Trudeau, who pushed back aggressively last month when the Trump administration announced it would leverage potential steel and aluminum tariffs in renegotiating NAFTA, said the North American trade partners are on the cusp of reaching a mutually beneficial agreement.

“We have a high chance of reaching a win-win-win deal for Canada, the United States, and Mexico,” he told reporters. “With the pressures of the elections in Mexico, and the US elections, if we could announce something at the Summit of the Americas [in mid April], that would be great.”

The Trump administration exempted Canada and Mexico from the heavy steel and aluminum tariffs it recently imposed on other trading partners, contingent on their cooperation in the NAFTA talks. Trudeau responded forcefully, saying the tariffs made “absolutely no sense” and criticizing the Trump administration for even considering imposing the protectionist measure on Canada.

Canadian foreign minister Chrystia Freeland is meeting this week with her American and Mexican counterparts to begin solidifying negotiated changes to the 24-year-old trade agreement.

Central to the negotiations is the Trump administration’s desire to increase the percentage of materials that must be produced by NAFTA countries in order for a vehicle to qualify to cross borders duty-free. Under current law, 62.5 percent of a vehicle’s material must be manufactured within the trade zone; U.S. officials hope to increase that to 85 percent, with a minimum of 50 percent of the material produced in the U.S.

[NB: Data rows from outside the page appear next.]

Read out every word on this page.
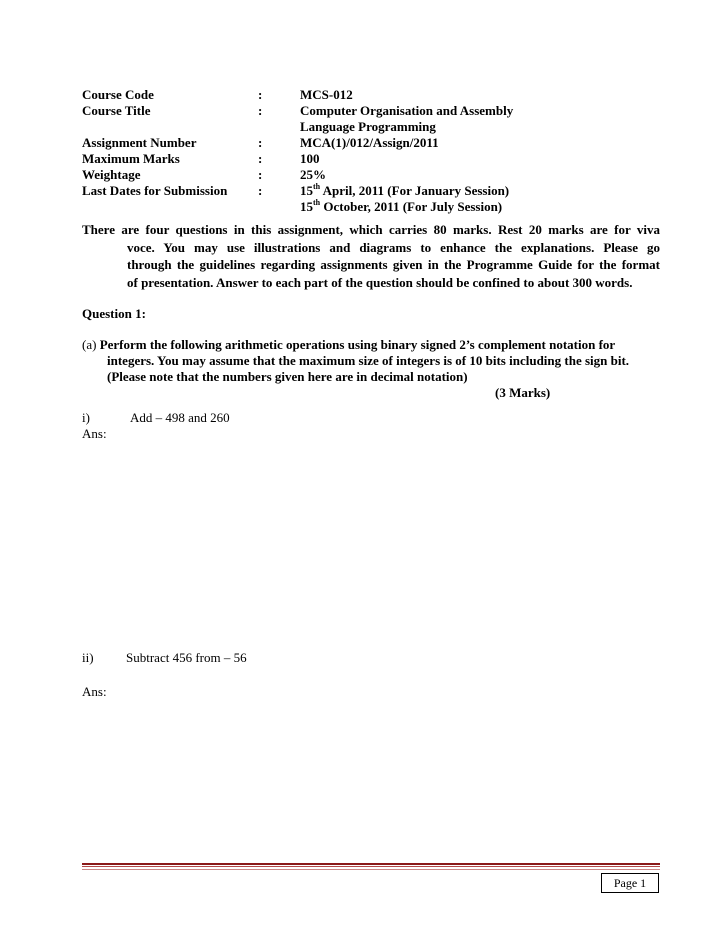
Course Code	:	MCS-012
Course Title	:	Computer Organisation and Assembly
Language Programming
Assignment Number	:	MCA(1)/012/Assign/2011
Maximum Marks	:	100
Weightage	:	25%
Last Dates for Submission :	15th April, 2011 (For January Session)
15th October, 2011 (For July Session)
There are four questions in this assignment, which carries 80 marks. Rest 20 marks are for viva
voce. You may use illustrations and diagrams to enhance the explanations. Please go
through the guidelines regarding assignments given in the Programme Guide for the format
of presentation. Answer to each part of the question should be confined to about 300 words.
Question 1:
(a) Perform the following arithmetic operations using binary signed 2’s complement notation for
integers. You may assume that the maximum size of integers is of 10 bits including the sign bit.
(Please note that the numbers given here are in decimal notation)
(3 Marks)
i)	Add – 498 and 260
Ans:
ii) Subtract 456 from – 56
Ans:
Page 1
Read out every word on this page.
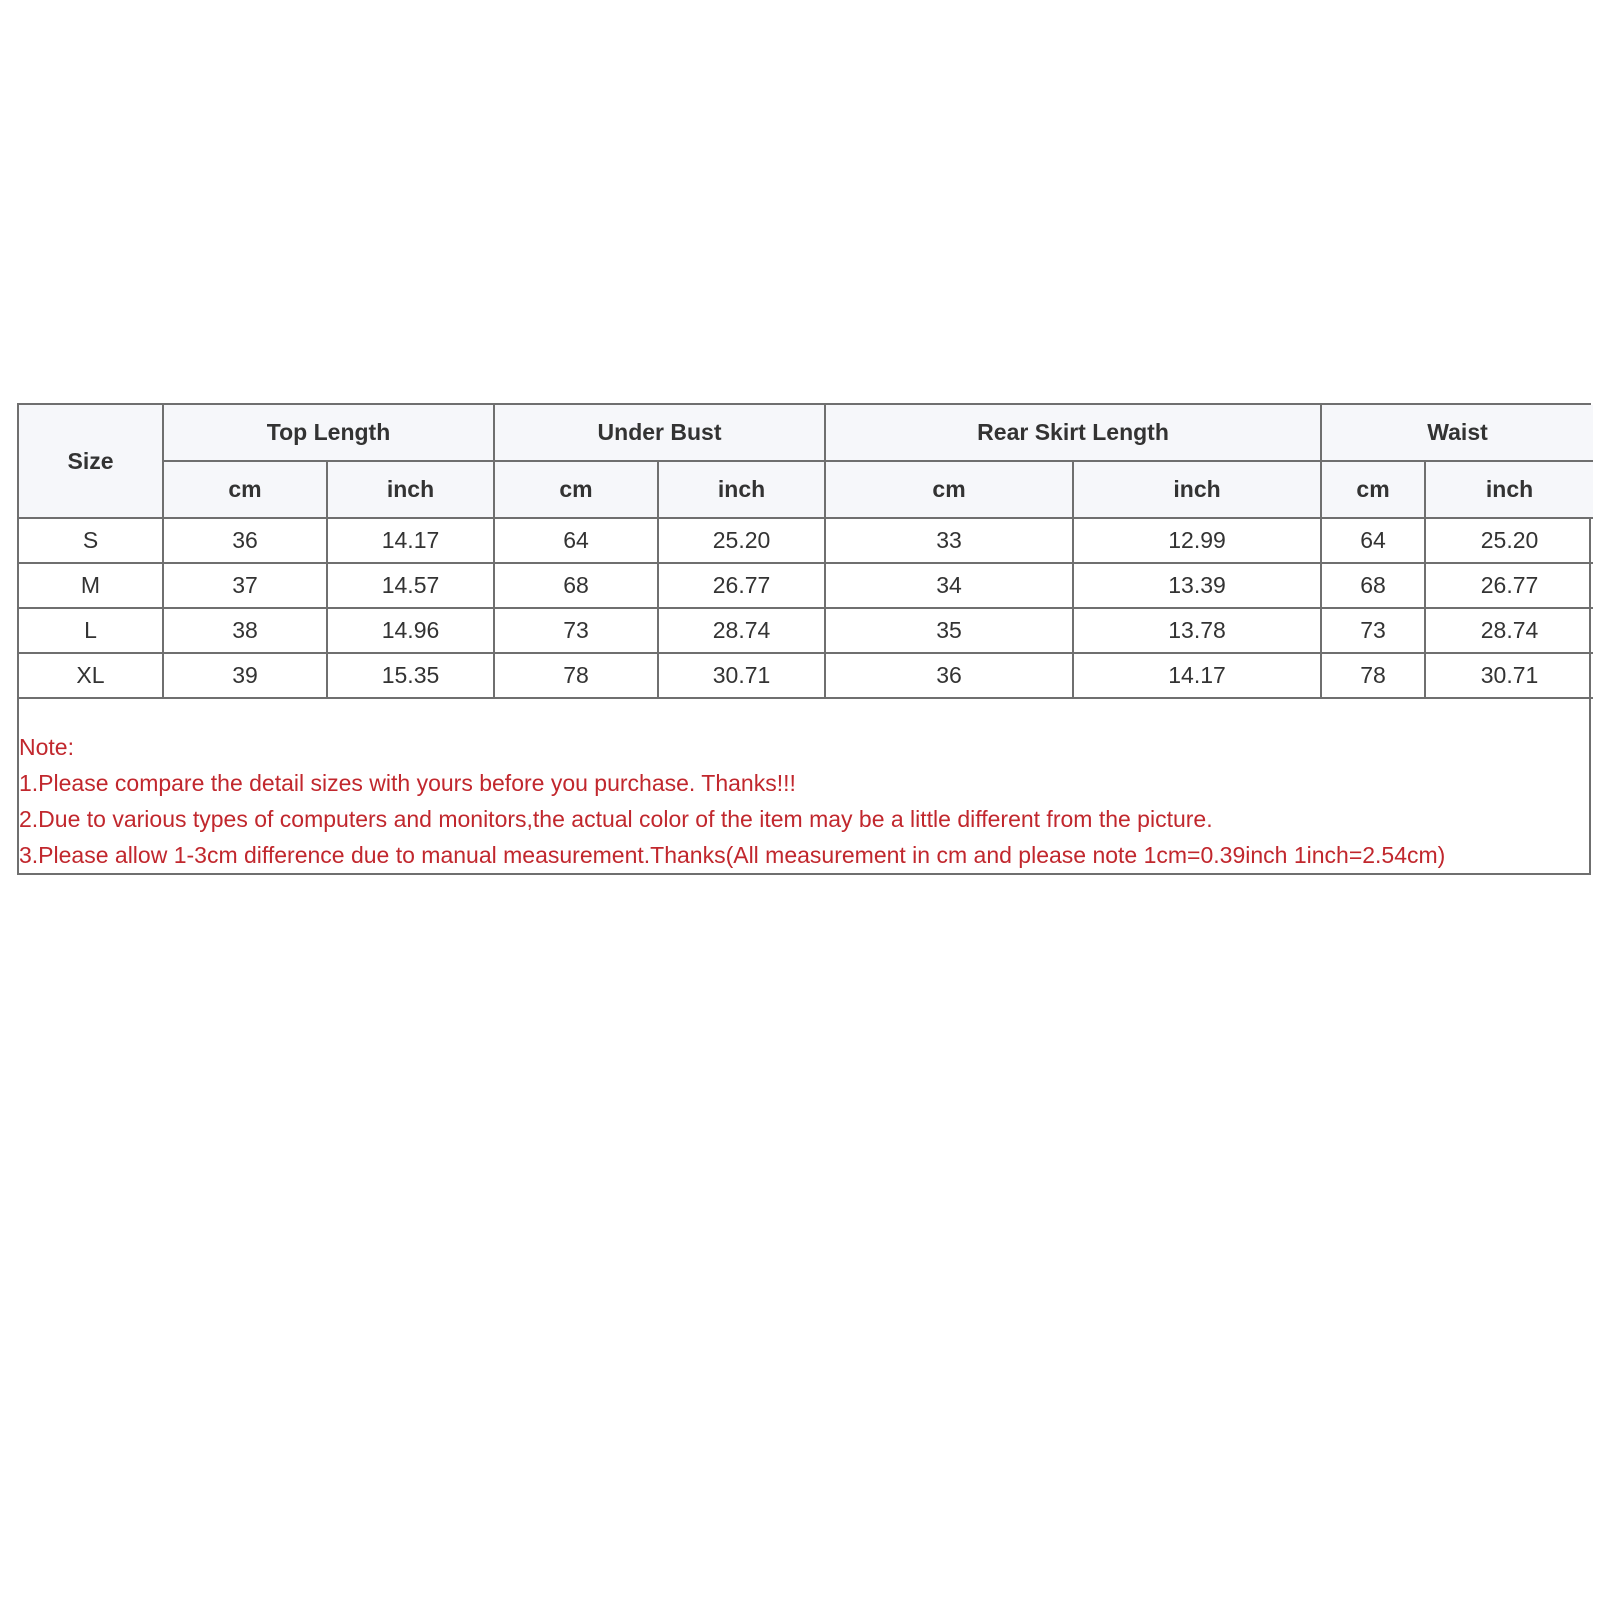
Size	Top Length		Under Bust		Rear Skirt Length		Waist	
	cm	inch	cm	inch	cm	inch	cm	inch
S	36	14.17	64	25.20	33	12.99	64	25.20
M	37	14.57	68	26.77	34	13.39	68	26.77
L	38	14.96	73	28.74	35	13.78	73	28.74
XL	39	15.35	78	30.71	36	14.17	78	30.71

Note:

1.Please compare the detail sizes with yours before you purchase. Thanks!!!

2.Due to various types of computers and monitors,the actual color of the item may be a little different from the picture.

3.Please allow 1-3cm difference due to manual measurement.Thanks(All measurement in cm and please note 1cm=0.39inch 1inch=2.54cm)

Mexican officials, meanwhile, have reportedly objected to a U.S. request that automakers rely solely on factories that pay workers at least $15 per hour — a sharp increase from the current Mexican minimum wage of $3 per hour.

The Trump administration is reportedly pushing for a rapid conclusion to the negotiations due to mounting fears that its protectionist policies will spark a trade war with China. China responded to the roughly $60 billion in tariffs on Chinese goods announced last month by implementing its own retaliatory tariffs on roughly $50 billion in yearly imports from the U.S.